At a glance.
- Regulating ransom payments, at the US Federal and state levels.
- Bringing private sector cyber expertise into the US Federal Government.
- Reflections on cyber piracy.
Four US states, Executive Branch consider regulating ransom.
As we’ve seen, four US states are contemplating restrictions on ransomware payments. CSO Online reports expert opinion that mandatory reporting would be preferable, as New York Senate Bills S6806A and S6154, Texas House Bill 3892, North Carolina House Bill 813, and Pennsylvania Senate Bill 726 advance. Advocates of the bans expect cutting off funding to dissuade attackers; critics worry organizations faced with the alternative of going under or shutting off critical services will keep their situation quiet and turn to shady brokers.
The Federal Government is hesitant to prohibit ransom payments, says CyberScoop, but the Administration is considering a mandatory ransomware reporting regime, according to Deputy National Security Advisor for Cyber Anne Neuberger.

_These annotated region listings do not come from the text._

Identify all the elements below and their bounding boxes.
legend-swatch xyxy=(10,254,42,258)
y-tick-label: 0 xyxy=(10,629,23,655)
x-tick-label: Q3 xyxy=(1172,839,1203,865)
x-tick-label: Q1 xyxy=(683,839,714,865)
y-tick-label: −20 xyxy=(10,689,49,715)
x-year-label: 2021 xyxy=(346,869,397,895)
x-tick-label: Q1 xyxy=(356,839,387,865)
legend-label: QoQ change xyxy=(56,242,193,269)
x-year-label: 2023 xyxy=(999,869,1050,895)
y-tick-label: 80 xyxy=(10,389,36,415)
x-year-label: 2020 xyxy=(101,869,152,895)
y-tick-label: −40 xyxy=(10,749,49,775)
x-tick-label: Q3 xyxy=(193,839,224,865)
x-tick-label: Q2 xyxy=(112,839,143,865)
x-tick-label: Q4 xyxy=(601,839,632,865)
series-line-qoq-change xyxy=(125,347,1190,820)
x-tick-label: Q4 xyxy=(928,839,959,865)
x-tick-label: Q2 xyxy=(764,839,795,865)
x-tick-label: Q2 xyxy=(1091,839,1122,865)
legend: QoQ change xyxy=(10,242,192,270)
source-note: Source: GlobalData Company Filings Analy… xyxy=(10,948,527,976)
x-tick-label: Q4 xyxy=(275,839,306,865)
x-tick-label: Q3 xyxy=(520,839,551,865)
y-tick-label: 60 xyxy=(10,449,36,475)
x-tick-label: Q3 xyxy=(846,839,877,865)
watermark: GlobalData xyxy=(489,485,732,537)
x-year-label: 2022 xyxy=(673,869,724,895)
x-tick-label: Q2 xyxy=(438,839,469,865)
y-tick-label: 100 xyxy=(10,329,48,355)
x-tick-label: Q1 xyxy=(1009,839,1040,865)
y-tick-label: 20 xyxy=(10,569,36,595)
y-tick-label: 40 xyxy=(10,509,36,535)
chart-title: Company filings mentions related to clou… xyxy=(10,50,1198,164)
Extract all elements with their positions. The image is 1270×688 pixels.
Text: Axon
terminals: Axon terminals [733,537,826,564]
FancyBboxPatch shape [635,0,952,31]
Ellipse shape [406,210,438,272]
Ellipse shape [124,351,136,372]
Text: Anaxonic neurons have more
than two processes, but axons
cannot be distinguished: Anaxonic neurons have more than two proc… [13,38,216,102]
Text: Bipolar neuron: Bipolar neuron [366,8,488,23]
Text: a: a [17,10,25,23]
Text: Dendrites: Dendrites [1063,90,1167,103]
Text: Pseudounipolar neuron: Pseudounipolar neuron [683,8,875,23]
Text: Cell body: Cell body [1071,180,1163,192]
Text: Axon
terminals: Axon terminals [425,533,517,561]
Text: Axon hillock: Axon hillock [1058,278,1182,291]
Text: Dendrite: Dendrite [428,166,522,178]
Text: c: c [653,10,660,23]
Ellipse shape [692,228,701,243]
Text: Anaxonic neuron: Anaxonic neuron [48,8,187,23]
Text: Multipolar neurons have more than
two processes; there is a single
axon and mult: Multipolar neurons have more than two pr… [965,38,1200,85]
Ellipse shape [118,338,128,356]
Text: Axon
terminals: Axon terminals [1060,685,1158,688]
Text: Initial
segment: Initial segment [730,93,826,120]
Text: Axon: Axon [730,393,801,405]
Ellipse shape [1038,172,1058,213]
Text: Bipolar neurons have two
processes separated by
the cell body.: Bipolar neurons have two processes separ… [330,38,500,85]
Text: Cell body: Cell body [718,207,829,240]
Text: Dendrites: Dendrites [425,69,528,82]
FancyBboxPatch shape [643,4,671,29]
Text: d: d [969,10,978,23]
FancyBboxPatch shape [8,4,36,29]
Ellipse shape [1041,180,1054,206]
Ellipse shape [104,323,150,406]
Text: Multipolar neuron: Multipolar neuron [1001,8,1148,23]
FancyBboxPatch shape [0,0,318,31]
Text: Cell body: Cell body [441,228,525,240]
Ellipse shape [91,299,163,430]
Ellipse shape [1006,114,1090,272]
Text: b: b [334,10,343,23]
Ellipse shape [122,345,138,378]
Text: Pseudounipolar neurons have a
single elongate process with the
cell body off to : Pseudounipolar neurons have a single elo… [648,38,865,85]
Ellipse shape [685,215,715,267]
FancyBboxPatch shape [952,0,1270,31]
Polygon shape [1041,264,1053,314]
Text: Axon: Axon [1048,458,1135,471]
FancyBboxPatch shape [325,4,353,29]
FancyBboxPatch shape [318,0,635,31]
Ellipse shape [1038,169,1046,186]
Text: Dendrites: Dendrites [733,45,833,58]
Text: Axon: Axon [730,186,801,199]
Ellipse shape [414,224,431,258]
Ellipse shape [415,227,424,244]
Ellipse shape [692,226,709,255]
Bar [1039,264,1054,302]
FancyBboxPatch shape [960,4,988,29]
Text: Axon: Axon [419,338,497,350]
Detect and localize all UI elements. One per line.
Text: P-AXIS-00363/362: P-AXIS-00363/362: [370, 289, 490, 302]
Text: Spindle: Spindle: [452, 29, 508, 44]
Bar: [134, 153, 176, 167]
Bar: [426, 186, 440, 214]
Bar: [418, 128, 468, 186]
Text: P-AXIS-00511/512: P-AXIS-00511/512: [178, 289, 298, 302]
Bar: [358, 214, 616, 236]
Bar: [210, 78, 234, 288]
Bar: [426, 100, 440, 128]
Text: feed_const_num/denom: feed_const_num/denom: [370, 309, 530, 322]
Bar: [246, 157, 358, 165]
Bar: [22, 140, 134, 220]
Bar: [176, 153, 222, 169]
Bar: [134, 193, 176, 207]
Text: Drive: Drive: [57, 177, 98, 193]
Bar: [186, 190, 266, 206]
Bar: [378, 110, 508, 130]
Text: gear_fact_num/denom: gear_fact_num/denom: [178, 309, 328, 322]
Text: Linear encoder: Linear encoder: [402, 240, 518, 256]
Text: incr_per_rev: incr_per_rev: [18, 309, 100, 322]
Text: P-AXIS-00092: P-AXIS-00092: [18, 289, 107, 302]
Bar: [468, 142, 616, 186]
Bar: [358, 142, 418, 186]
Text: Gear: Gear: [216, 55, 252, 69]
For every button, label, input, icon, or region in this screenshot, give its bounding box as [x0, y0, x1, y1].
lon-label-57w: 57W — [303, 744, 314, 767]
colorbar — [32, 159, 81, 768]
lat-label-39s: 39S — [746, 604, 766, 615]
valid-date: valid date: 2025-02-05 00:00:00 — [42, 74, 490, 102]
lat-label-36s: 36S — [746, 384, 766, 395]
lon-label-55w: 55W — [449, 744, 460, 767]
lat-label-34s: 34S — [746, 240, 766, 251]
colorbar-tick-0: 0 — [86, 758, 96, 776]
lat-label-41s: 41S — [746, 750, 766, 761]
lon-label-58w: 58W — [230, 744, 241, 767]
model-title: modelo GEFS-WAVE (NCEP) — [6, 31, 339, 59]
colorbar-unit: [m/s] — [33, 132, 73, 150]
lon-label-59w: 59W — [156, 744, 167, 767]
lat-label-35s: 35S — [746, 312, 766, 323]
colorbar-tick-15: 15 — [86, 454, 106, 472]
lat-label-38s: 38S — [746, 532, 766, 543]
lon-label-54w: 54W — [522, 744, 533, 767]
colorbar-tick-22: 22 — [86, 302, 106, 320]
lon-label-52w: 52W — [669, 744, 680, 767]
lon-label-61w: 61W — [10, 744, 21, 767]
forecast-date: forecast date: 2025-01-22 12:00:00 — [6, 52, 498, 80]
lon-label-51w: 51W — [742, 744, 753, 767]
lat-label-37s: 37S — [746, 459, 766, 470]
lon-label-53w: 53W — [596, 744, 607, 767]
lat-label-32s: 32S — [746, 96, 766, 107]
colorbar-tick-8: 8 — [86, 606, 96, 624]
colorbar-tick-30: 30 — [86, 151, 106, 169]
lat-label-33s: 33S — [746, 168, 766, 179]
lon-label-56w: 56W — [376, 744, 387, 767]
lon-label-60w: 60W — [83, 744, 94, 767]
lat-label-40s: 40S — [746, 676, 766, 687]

BusinessWire has the results of a survey on ransomware conducted by cloud security firm Menlo Security. Nearly eighty percent of respondents think victims should not pay up. Over half of respondents said the Government should be responsible for protecting organizations from ransomware.
Congress revives plan to rotate industry experts through Federal Agencies.
FedScoop describes the US Senate’s Federal Rotational Cyber Workforce Program Act and its House counterpart, which have gained new life amid growing concern about the Federal cyber talent pipeline. The bills would launch a rotation program where private-sector tech professionals take shifts serving the Government, similar to existing DARPA and Intergovernmental Personnel Act Mobility Program initiatives.
Towards reclaiming the cyber seas?
An opinion in the Brisbane Times weighs an array of responses to the new “pirates of the cyber seas,” including internationally-coordinated info-sharing, diplomacy, sanctions, policies, and operations, and the possibility of weaponizing friendly firms. Cisco Talos recently dubbed cyber gangs that “enjoy some kind of protection from governments” ‘privateers,’ a hat tip to the “pirates with papers” of yore, like those enlisted by Britain in the 1700s to reclaim the seas from Spain. Authorities around the world, as we’ve seen, are losing patience with Russian cyber gangs that target political adversaries with impunity.